A Banned Books Week teaser

I’ve been working something up in honor of Banned Books Week, which starts at the end of next week. But this news item was worth passing along as a not-so-savory appetizer.

From Worth The Trip (a fantastic kids & teens book blog that’s been gracing my Queer Parenting Resources links list for a coupla weeks), we hear of a woman in Lewiston, ME who took it upon herself to decide what patrons at two area libraries ought not to read. Here’s the story.

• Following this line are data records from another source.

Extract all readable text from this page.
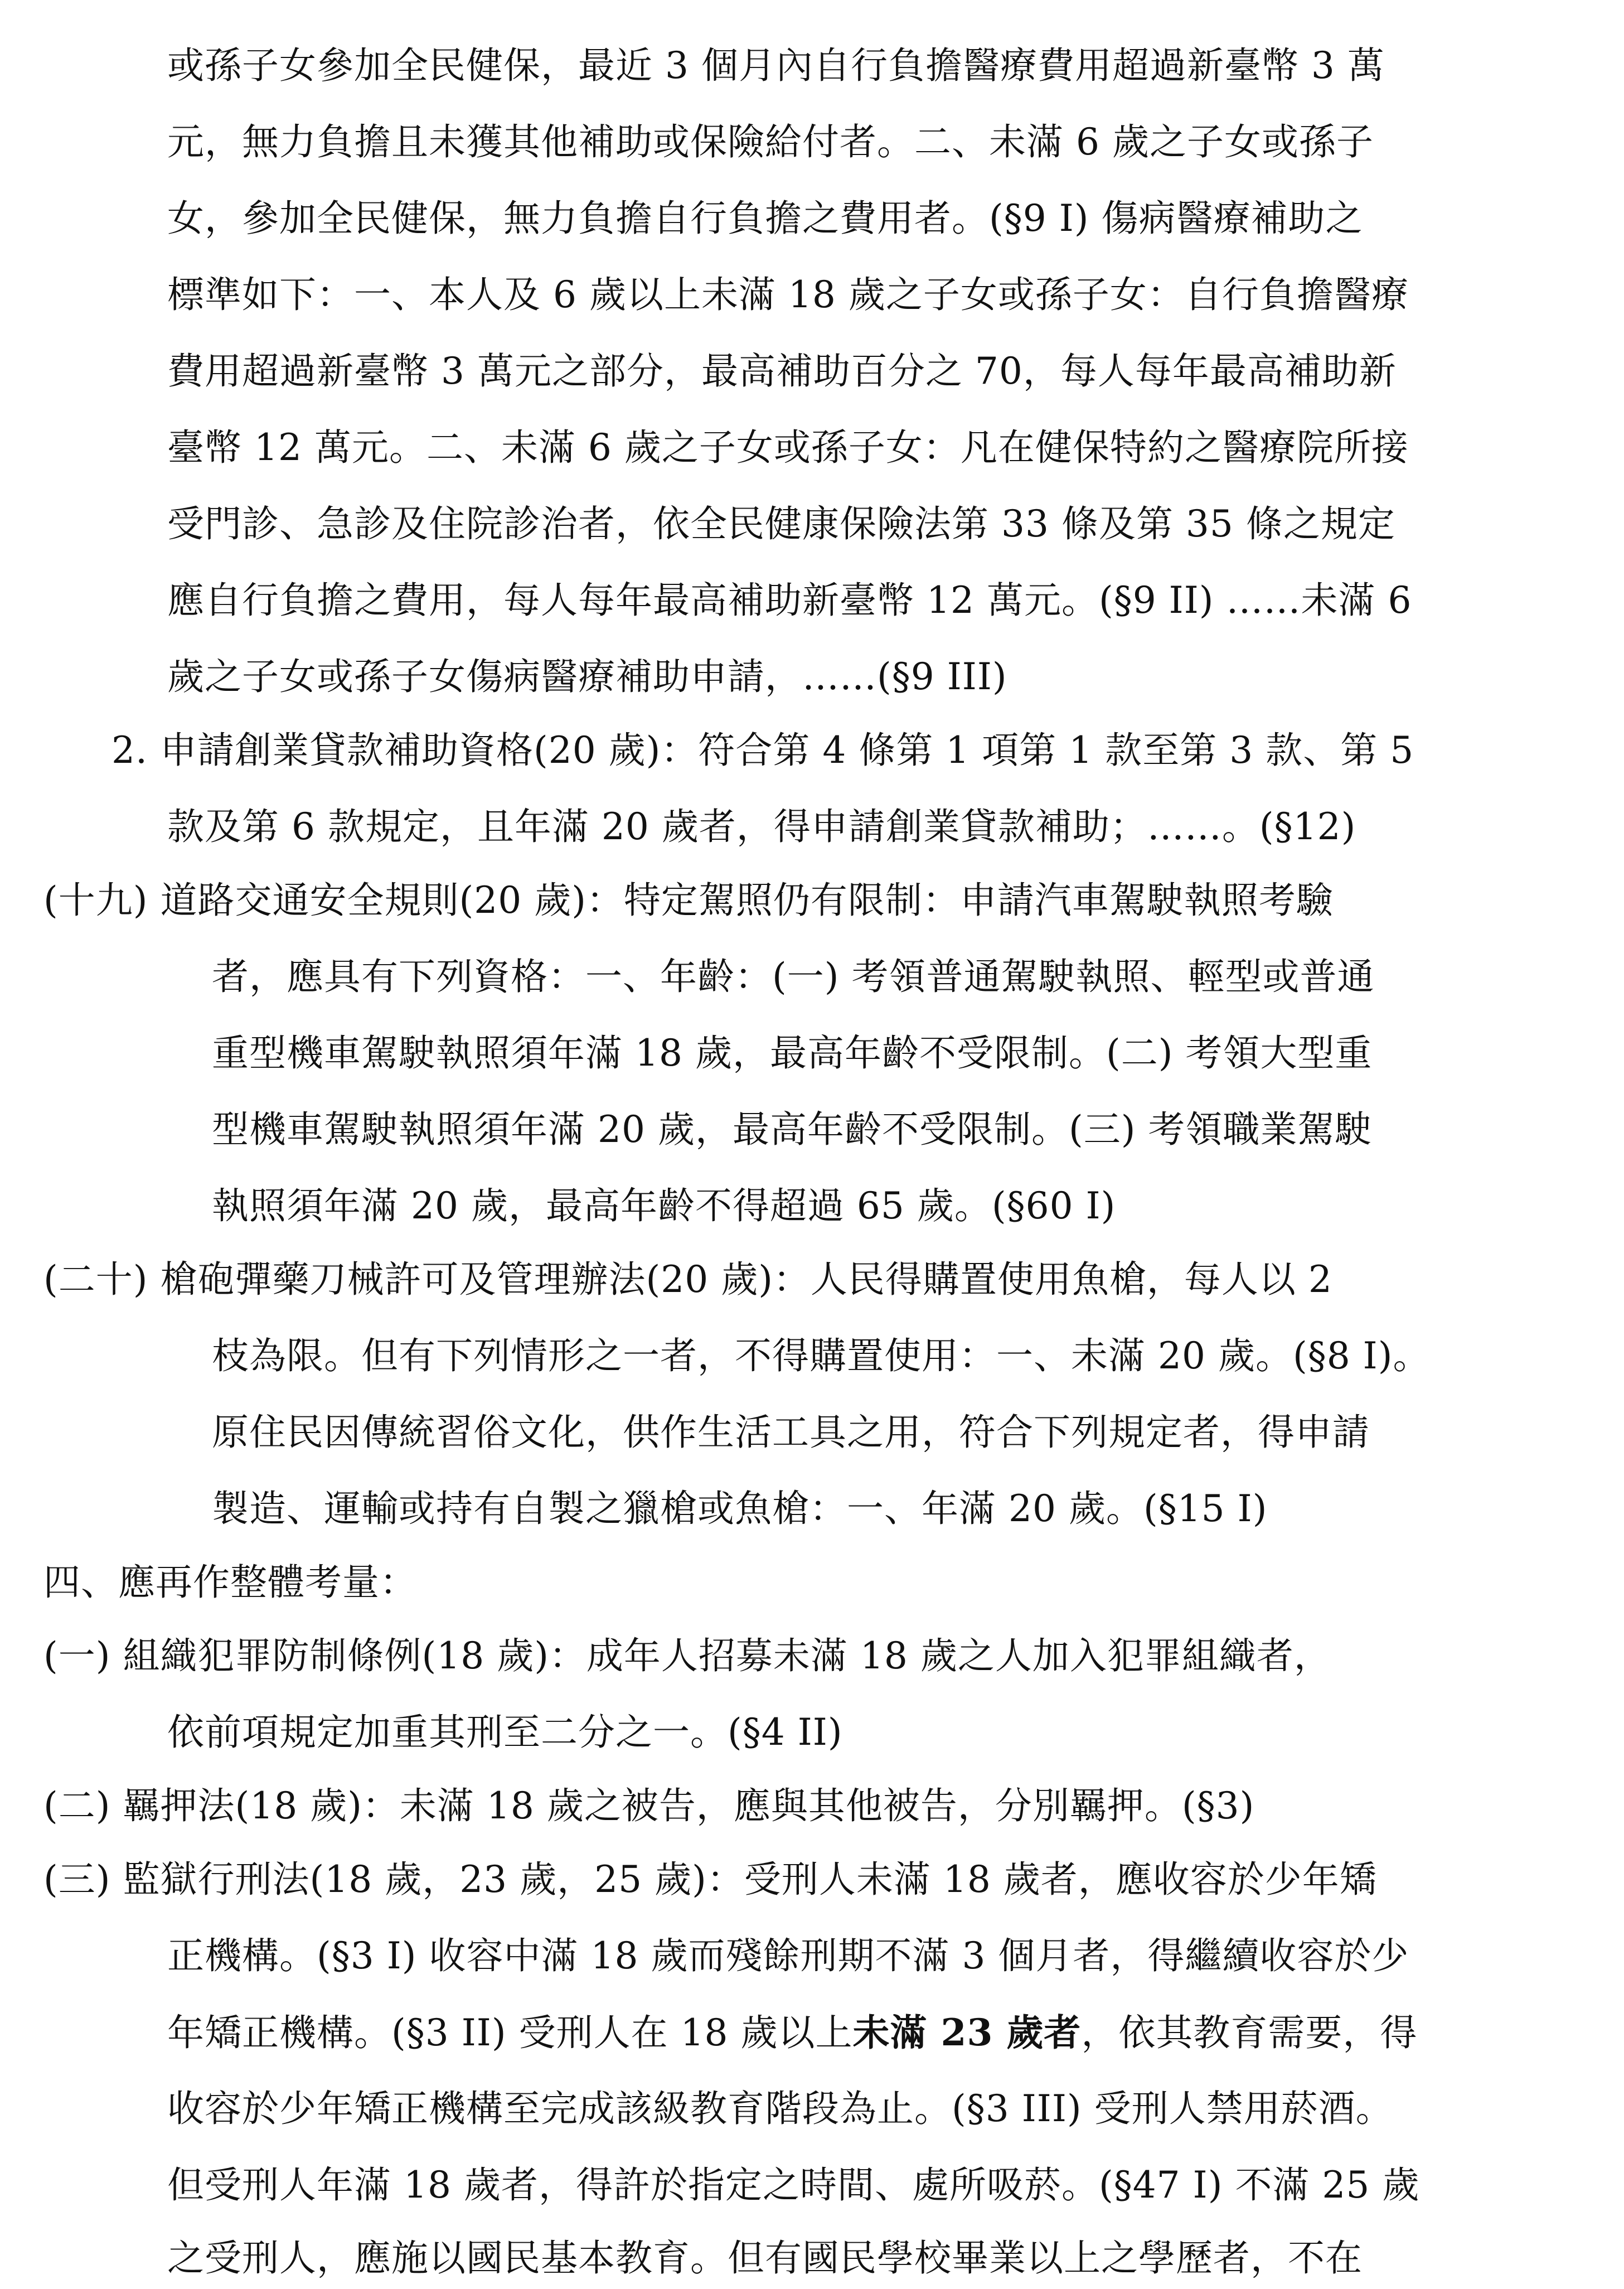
或孫子女參加全民健保，最近 3 個月內自行負擔醫療費用超過新臺幣 3 萬
元，無力負擔且未獲其他補助或保險給付者。二、未滿 6 歲之子女或孫子
女，參加全民健保，無力負擔自行負擔之費用者。(§9 I) 傷病醫療補助之
標準如下：一、本人及 6 歲以上未滿 18 歲之子女或孫子女：自行負擔醫療
費用超過新臺幣 3 萬元之部分，最高補助百分之 70，每人每年最高補助新
臺幣 12 萬元。二、未滿 6 歲之子女或孫子女：凡在健保特約之醫療院所接
受門診、急診及住院診治者，依全民健康保險法第 33 條及第 35 條之規定
應自行負擔之費用，每人每年最高補助新臺幣 12 萬元。(§9 II) ……未滿 6
歲之子女或孫子女傷病醫療補助申請，……(§9 III)
2. 申請創業貸款補助資格(20 歲)：符合第 4 條第 1 項第 1 款至第 3 款、第 5
款及第 6 款規定，且年滿 20 歲者，得申請創業貸款補助；……。(§12)
(十九) 道路交通安全規則(20 歲)：特定駕照仍有限制：申請汽車駕駛執照考驗
者，應具有下列資格：一、年齡：(一) 考領普通駕駛執照、輕型或普通
重型機車駕駛執照須年滿 18 歲，最高年齡不受限制。(二) 考領大型重
型機車駕駛執照須年滿 20 歲，最高年齡不受限制。(三) 考領職業駕駛
執照須年滿 20 歲，最高年齡不得超過 65 歲。(§60 I)
(二十) 槍砲彈藥刀械許可及管理辦法(20 歲)：人民得購置使用魚槍，每人以 2
枝為限。但有下列情形之一者，不得購置使用：一、未滿 20 歲。(§8 I)。
原住民因傳統習俗文化，供作生活工具之用，符合下列規定者，得申請
製造、運輸或持有自製之獵槍或魚槍：一、年滿 20 歲。(§15 I)
四、應再作整體考量：
(一) 組織犯罪防制條例(18 歲)：成年人招募未滿 18 歲之人加入犯罪組織者，
依前項規定加重其刑至二分之一。(§4 II)
(二) 羈押法(18 歲)：未滿 18 歲之被告，應與其他被告，分別羈押。(§3)
(三) 監獄行刑法(18 歲，23 歲，25 歲)：受刑人未滿 18 歲者，應收容於少年矯
正機構。(§3 I) 收容中滿 18 歲而殘餘刑期不滿 3 個月者，得繼續收容於少
年矯正機構。(§3 II) 受刑人在 18 歲以上未滿 23 歲者，依其教育需要，得
收容於少年矯正機構至完成該級教育階段為止。(§3 III) 受刑人禁用菸酒。
但受刑人年滿 18 歲者，得許於指定之時間、處所吸菸。(§47 I) 不滿 25 歲
之受刑人，應施以國民基本教育。但有國民學校畢業以上之學歷者，不在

Kathleen, at Worth The Trip, tells us that the woman

wrote to the directors of both libraries, telling them she was not going to return It’s Perfectly Normal by Robie H. Harris, and she enclosed a check for $20.95 to cover the cost of each book. She complained in her letter that the book had “amoral and abnormal” contents.

We know what that means.

The book treats homosexuality as a normal part of human sexuality. In fact, both of Harris’s children’s books about sex are exemplary in this regard. That’s not always the case.


The only thing about this story that’s heartening is that it was newsworthy. And that the library director returned the check, and included a formal complaint form with which the woman could register her outrage.

It’s Perfectly Normal topped the American Library Association’s list of the most challenged books of 2005. Guess which book tops the ALA’s most challenged books list for 2006? I’ll give you a three word hint: gay penguin dads. You don’t have to be a literary critic to spot the common theme. And you don’t even need to be an elementary school graduate to know whose children are being persecuted in Lewiston, ME, in Evesham, NJ, and in every other community attacking curricula and books that acknowledge the existence of gay people and families headed by them.

All’s I can say is, I won’t let my kids be taught their families are “amoral”; not if I can help it. And I can’t imagine which LGBT parents wouldn’t say this too. As battles like these drag on (and we know they will), we will be calling on our hetero friends and allies in greater and greater numbers. I hope they see it as a matter of enlightened self-interest. I have to think they believe, as I do, that love is more powerful than hate.